I have a collection of text which has sentences either entirely in English or Hindi or Marathi with ids attached to each of these sentences as 0,1,2 respectively representing the language of the text.
The text irrespective of any language may have HTML tags, punctuation etc.
I could clean the English sentences using my code below:
import HTMLParser
import re
from nltk.corpus import stopwords
from collections import Counter
import pickle
from string import punctuation
#creating html_parser object
html_parser = HTMLParser.HTMLParser()
cachedStopWords = set(stopwords.words("english"))

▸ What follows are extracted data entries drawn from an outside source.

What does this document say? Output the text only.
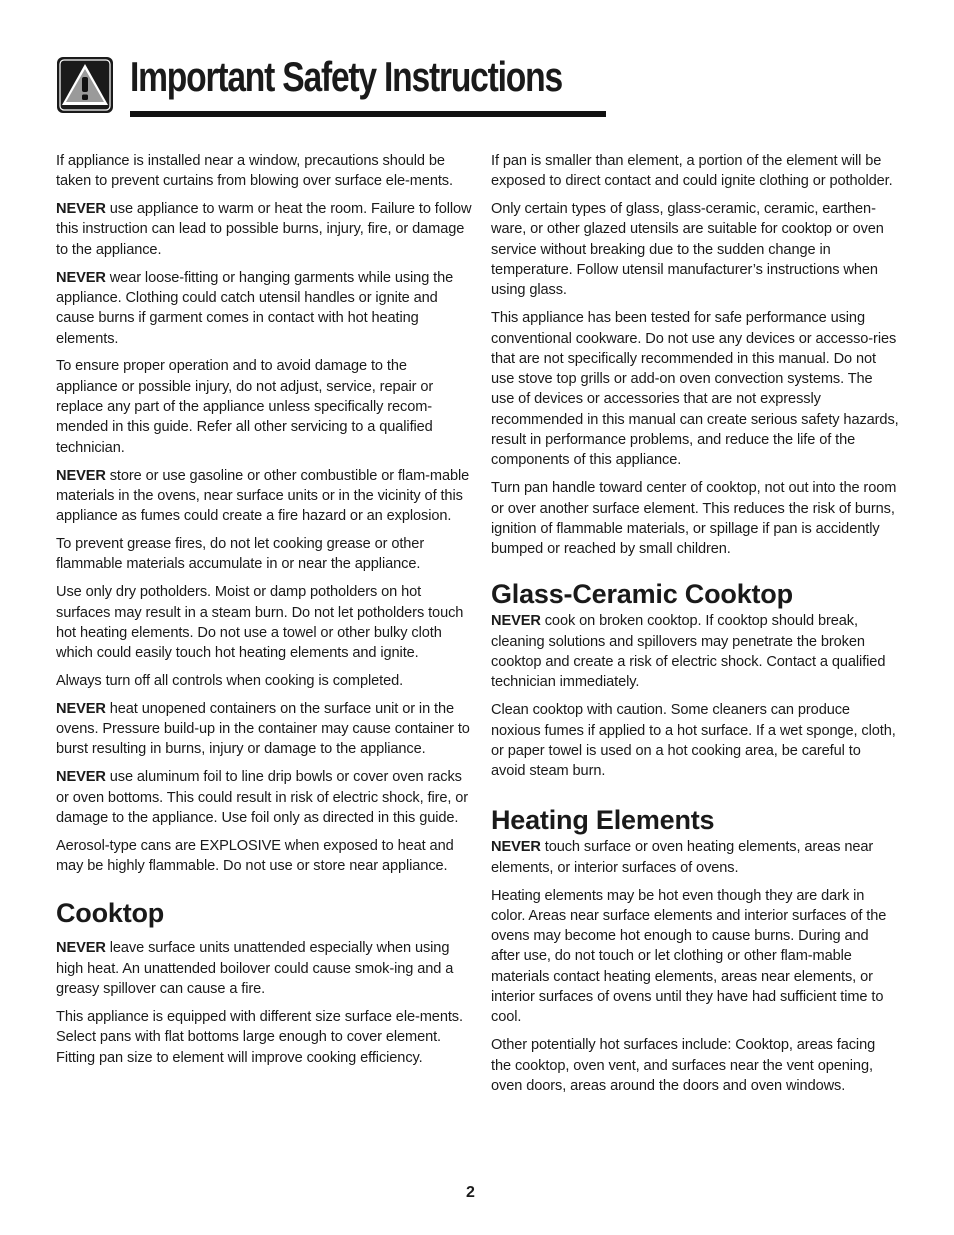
Important Safety Instructions

If appliance is installed near a window, precautions should be taken to prevent curtains from blowing over surface ele-ments.

NEVER use appliance to warm or heat the room. Failure to follow this instruction can lead to possible burns, injury, fire, or damage to the appliance.

NEVER wear loose-fitting or hanging garments while using the appliance. Clothing could catch utensil handles or ignite and cause burns if garment comes in contact with hot heating elements.

To ensure proper operation and to avoid damage to the appliance or possible injury, do not adjust, service, repair or replace any part of the appliance unless specifically recom-mended in this guide. Refer all other servicing to a qualified technician.

NEVER store or use gasoline or other combustible or flam-mable materials in the ovens, near surface units or in the vicinity of this appliance as fumes could create a fire hazard or an explosion.

To prevent grease fires, do not let cooking grease or other flammable materials accumulate in or near the appliance.

Use only dry potholders. Moist or damp potholders on hot surfaces may result in a steam burn. Do not let potholders touch hot heating elements. Do not use a towel or other bulky cloth which could easily touch hot heating elements and ignite.

Always turn off all controls when cooking is completed.

NEVER heat unopened containers on the surface unit or in the ovens. Pressure build-up in the container may cause container to burst resulting in burns, injury or damage to the appliance.

NEVER use aluminum foil to line drip bowls or cover oven racks or oven bottoms. This could result in risk of electric shock, fire, or damage to the appliance. Use foil only as directed in this guide.

Aerosol-type cans are EXPLOSIVE when exposed to heat and may be highly flammable. Do not use or store near appliance.

Cooktop

NEVER leave surface units unattended especially when using high heat. An unattended boilover could cause smok-ing and a greasy spillover can cause a fire.

This appliance is equipped with different size surface ele-ments. Select pans with flat bottoms large enough to cover element. Fitting pan size to element will improve cooking efficiency.

If pan is smaller than element, a portion of the element will be exposed to direct contact and could ignite clothing or potholder.

Only certain types of glass, glass-ceramic, ceramic, earthen-ware, or other glazed utensils are suitable for cooktop or oven service without breaking due to the sudden change in temperature. Follow utensil manufacturer’s instructions when using glass.

This appliance has been tested for safe performance using conventional cookware. Do not use any devices or accesso-ries that are not specifically recommended in this manual. Do not use stove top grills or add-on oven convection systems. The use of devices or accessories that are not expressly recommended in this manual can create serious safety hazards, result in performance problems, and reduce the life of the components of this appliance.

Turn pan handle toward center of cooktop, not out into the room or over another surface element. This reduces the risk of burns, ignition of flammable materials, or spillage if pan is accidently bumped or reached by small children.

Glass-Ceramic Cooktop

NEVER cook on broken cooktop. If cooktop should break, cleaning solutions and spillovers may penetrate the broken cooktop and create a risk of electric shock. Contact a qualified technician immediately.

Clean cooktop with caution. Some cleaners can produce noxious fumes if applied to a hot surface. If a wet sponge, cloth, or paper towel is used on a hot cooking area, be careful to avoid steam burn.

Heating Elements

NEVER touch surface or oven heating elements, areas near elements, or interior surfaces of ovens.

Heating elements may be hot even though they are dark in color. Areas near surface elements and interior surfaces of the ovens may become hot enough to cause burns. During and after use, do not touch or let clothing or other flam-mable materials contact heating elements, areas near elements, or interior surfaces of ovens until they have had sufficient time to cool.

Other potentially hot surfaces include: Cooktop, areas facing the cooktop, oven vent, and surfaces near the vent opening, oven doors, areas around the doors and oven windows.

2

def cleanText(text,lang_id):
if lang_id == 0:
str1 = ''.join(text).decode('iso-8859-1')
else:
str1 = ''.join(text).encode('utf-8')
str1 = html_parser.unescape(str1)
cleanr = re.compile('<.*?>')
cleantext = re.sub(cleanr, '', str1)
#print "cleantext before puncts removed : " + cleantext
clean_puncts = re.compile(r'[\s{}]+'.format(re.escape(punctuation)))
cleantext = re.sub(clean_puncts,' ',cleantext)
#print " cleantext after puncts removed : " + cleantext
cleanest = cleantext.lower()
if lang_id == 0:
cleanertext = ' '.join([word for word in cleanest.split() if word not in cachedStopWords])
words = re.findall(r"[\w']+", cleanertext)
words_final = [x.encode('UTF8') for x in words]
else:
words_final = cleanest.split()
return words_final
but it gives me the following error for Hindi and Marathi text as :
UnicodeDecodeError: 'ascii' codec can't decode byte 0xeb in position 104: ordinal not in range(128)
also, it removes all the words.
Hindi text is like
<p>भारत का इतिहास काफी समृद्ध एवं विस्तृत है। </p>
How can I do the same for Hindi or Marathi text?